Being a great fan of Neal Stephenson (as shown by the previous review of Anathem), I was waiting for an opportunity to buy his latest REAMDE [no typo in the title there!], opportunity that I found in Providence during my short foray to the University bookstore. Having read the whole 1000+ pages of the book during my trip to India, I came back rather disapointed, even though I acknowledge it considerably helped alleviating the boredom of long train rides and short flights, and keeping the stress under control during the numerous delays that punctuated my visit. Because of its thriller nature.

In short, REAMDE is like a domino cascade: pulling out a first event/domino induces a cataclysmic event, due to an accumulating sequence of less and less likely coincidences. While it requires a strong dose of suspension of disbelief, as most thrillers do, it also creates the condition for addictive reading, once you are familiar and comfortable with the gallery of characters. However, once the book is over, you cannot but wonder why you got caught in this most unbelievable and rather predictable story.
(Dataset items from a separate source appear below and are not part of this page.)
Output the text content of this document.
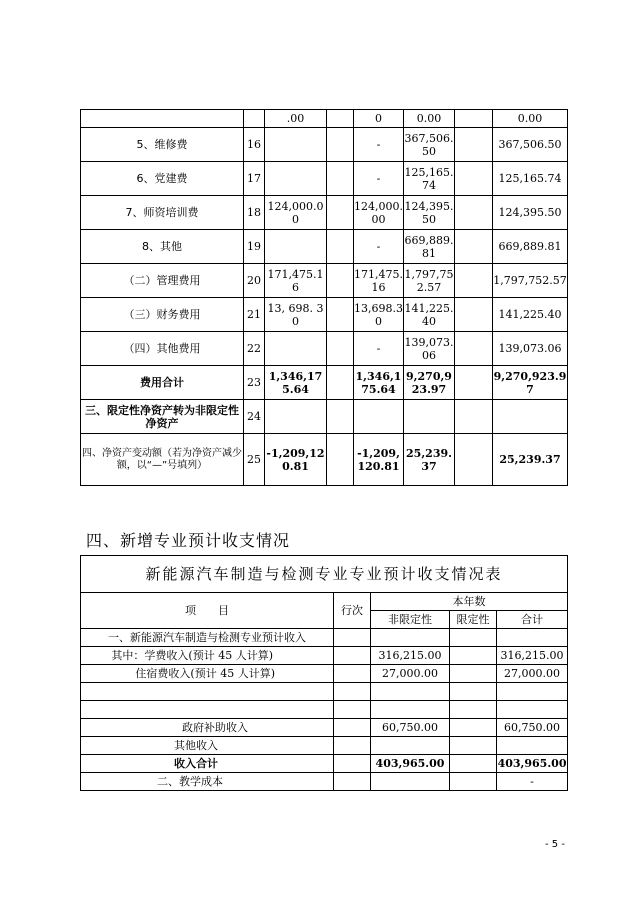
		.00		0	0.00		0.00
5、维修费	16			-	367,506.50		367,506.50
6、党建费	17			-	125,165.74		125,165.74
7、师资培训费	18	124,000.00		124,000.00	124,395.50		124,395.50
8、其他	19			-	669,889.81		669,889.81
（二）管理费用	20	171,475.16		171,475.16	1,797,752.57		1,797,752.57
（三）财务费用	21	13, 698. 30		13,698.30	141,225.40		141,225.40
（四）其他费用	22			-	139,073.06		139,073.06
费用合计	23	1,346,175.64		1,346,175.64	9,270,923.97		9,270,923.97
三、限定性净资产转为非限定性净资产	24						
四、净资产变动额（若为净资产减少额，以“—”号填列）	25	-1,209,120.81		-1,209,120.81	25,239.37		25,239.37
四、新增专业预计收支情况
新能源汽车制造与检测专业专业预计收支情况表				
项　　目	行次	本年数		
		非限定性	限定性	合计
一、新能源汽车制造与检测专业预计收入				
其中：学费收入(预计 45 人计算)		316,215.00		316,215.00
住宿费收入(预计 45 人计算)		27,000.00		27,000.00

政府补助收入		60,750.00		60,750.00
其他收入				
收入合计		403,965.00		403,965.00
二、教学成本				-
- 5 -
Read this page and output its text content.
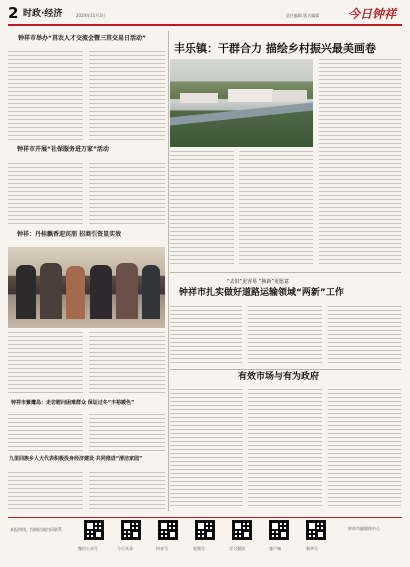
2 时政·经济	2024年11月3日	责任编辑 版式编辑 今日钟祥
钟祥市举办“莒农人才交流会暨三莒交易日活动”
钟祥市开展“社保服务进万家”活动
钟祥：丹桂飘香迎宾朋 招商引资显实效
钟祥市紫鹰岛：走访慰问困难群众 保证过冬“丰裕暖色”
九里回族乡人大代表积极投身经济建设 共同推进“清洁家园”
丰乐镇：干群合力 描绘乡村振兴最美画卷
“去旧”更容易 “换新”更愿意
钟祥市扎实做好道路运输领域“两新”工作
有效市场与有为政府
本报热线、投稿信箱扫码联系
微信公众号	今日头条	抖音号	视频号	学习强国	客户端	新华号
钟祥市融媒体中心
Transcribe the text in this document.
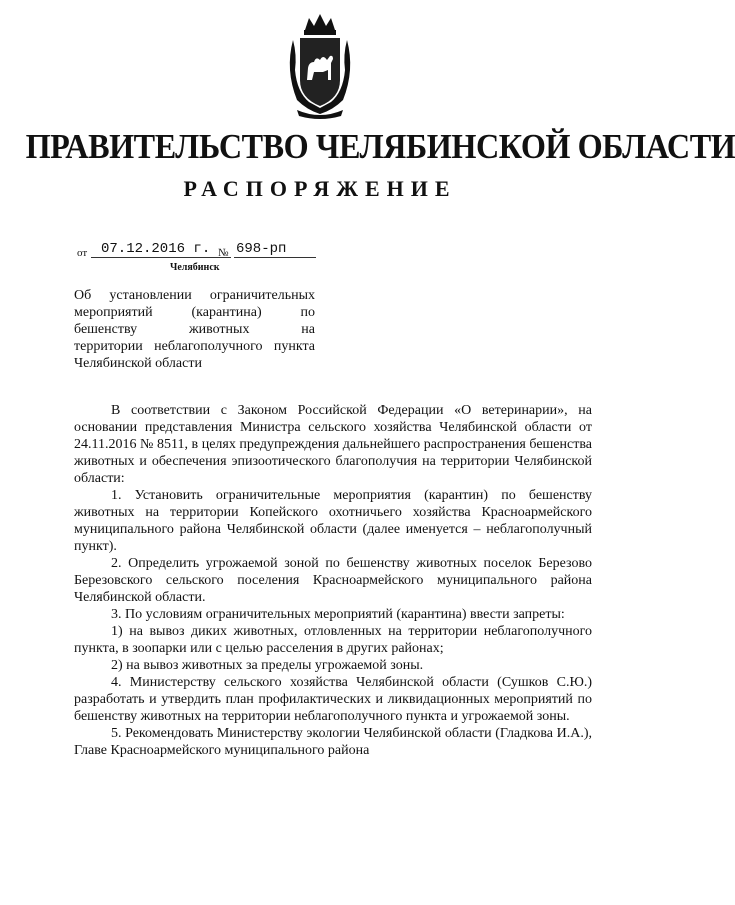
ПРАВИТЕЛЬСТВО ЧЕЛЯБИНСКОЙ ОБЛАСТИ
РАСПОРЯЖЕНИЕ
от 07.12.2016 г. № 698-рп
Челябинск
Об установлении ограничительных
мероприятий (карантина) по
бешенству животных на
территории неблагополучного пункта
Челябинской области

В соответствии с Законом Российской Федерации «О ветеринарии», на основании представления Министра сельского хозяйства Челябинской области от 24.11.2016 № 8511, в целях предупреждения дальнейшего распространения бешенства животных и обеспечения эпизоотического благополучия на территории Челябинской области:

1. Установить ограничительные мероприятия (карантин) по бешенству животных на территории Копейского охотничьего хозяйства Красноармейского муниципального района Челябинской области (далее именуется – неблагополучный пункт).

2. Определить угрожаемой зоной по бешенству животных поселок Березово Березовского сельского поселения Красноармейского муниципального района Челябинской области.

3. По условиям ограничительных мероприятий (карантина) ввести запреты:

1) на вывоз диких животных, отловленных на территории неблагополучного пункта, в зоопарки или с целью расселения в других районах;

2) на вывоз животных за пределы угрожаемой зоны.

4. Министерству сельского хозяйства Челябинской области (Сушков С.Ю.) разработать и утвердить план профилактических и ликвидационных мероприятий по бешенству животных на территории неблагополучного пункта и угрожаемой зоны.

5. Рекомендовать Министерству экологии Челябинской области (Гладкова И.А.), Главе Красноармейского муниципального района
Without providing too many spoilers (and no more than the reviews quoted on the book covers), REAMDE involves [among many other things] Iowan non-nonsense farmers, a reformed marijuana importer turned into a video game mogul, US computer geeks (with the appropriate amount of Unix code and Linux lore), Erythrean refugees, gun-crazy survivalist Idohans, Vancouver and Seattle locals, Russian gangsters, Chinese computer hackers, Cambridge history professors, a War of Warcraft replica, Taiwanese fishermen, MI6 spies, random generators, more CIA spies, Hungarian computer super-hackers, more Chinese tea peddlers, former Russian commandos, Philippines sex-tourists, Welsh and Canadian djihadists, and lots and lots of weapons… Not mentioning a fairly comprehensive description of the contents of Walmarts. This makes for a wee indigestible ratatouille and for a rather incomprehensible conclusion about the point of the book. Having picked djihadist as villeins turns about everyone else into a good guy, even though they all are trigger-happy and very little concerned about legality and justice. There may of course be a second level of reading to the book, namely that the debauch of weaponry and the insistence on how easy it is to get them from Walmart could be taken as a (too?) subtle criticism of the insane gun policy in America, as well as a criticism of the failed war in Afghanistan, compensating for the said failure by a fantasy revenge of the Americans (and Russians) on (Afghan and non-Afghan) talibans intent on entering the US to duplicate 09/11. Given the cleverness of Stephenson, this is not completely out of the picture, but I doubt most readers will follow this route! (This review by Cory Doctorow shows why.)

Once again, this is not such a terrible book and I enjoyed it at some level. (At least, I finished it unlike American Gods!) The part about the computer game is both enjoyable and central to the plot (no further spoilers!), even though the author tries too hard to convince us this is not World of Warcraft. I actually found many common features, based on the limited knowledge gained from watching my son play the game, and thought the idea of centering the plot on the game fairly clever, if somehow unrealistic. The second part of the book lost a bit of its appeal with the endless RV drive in BC and the even more endless pursuit/mini-war in the woods. And I could have done (once again!) without the very final “happy [well, not that happy!] ending”. Thus, read REAMDE at your own risk!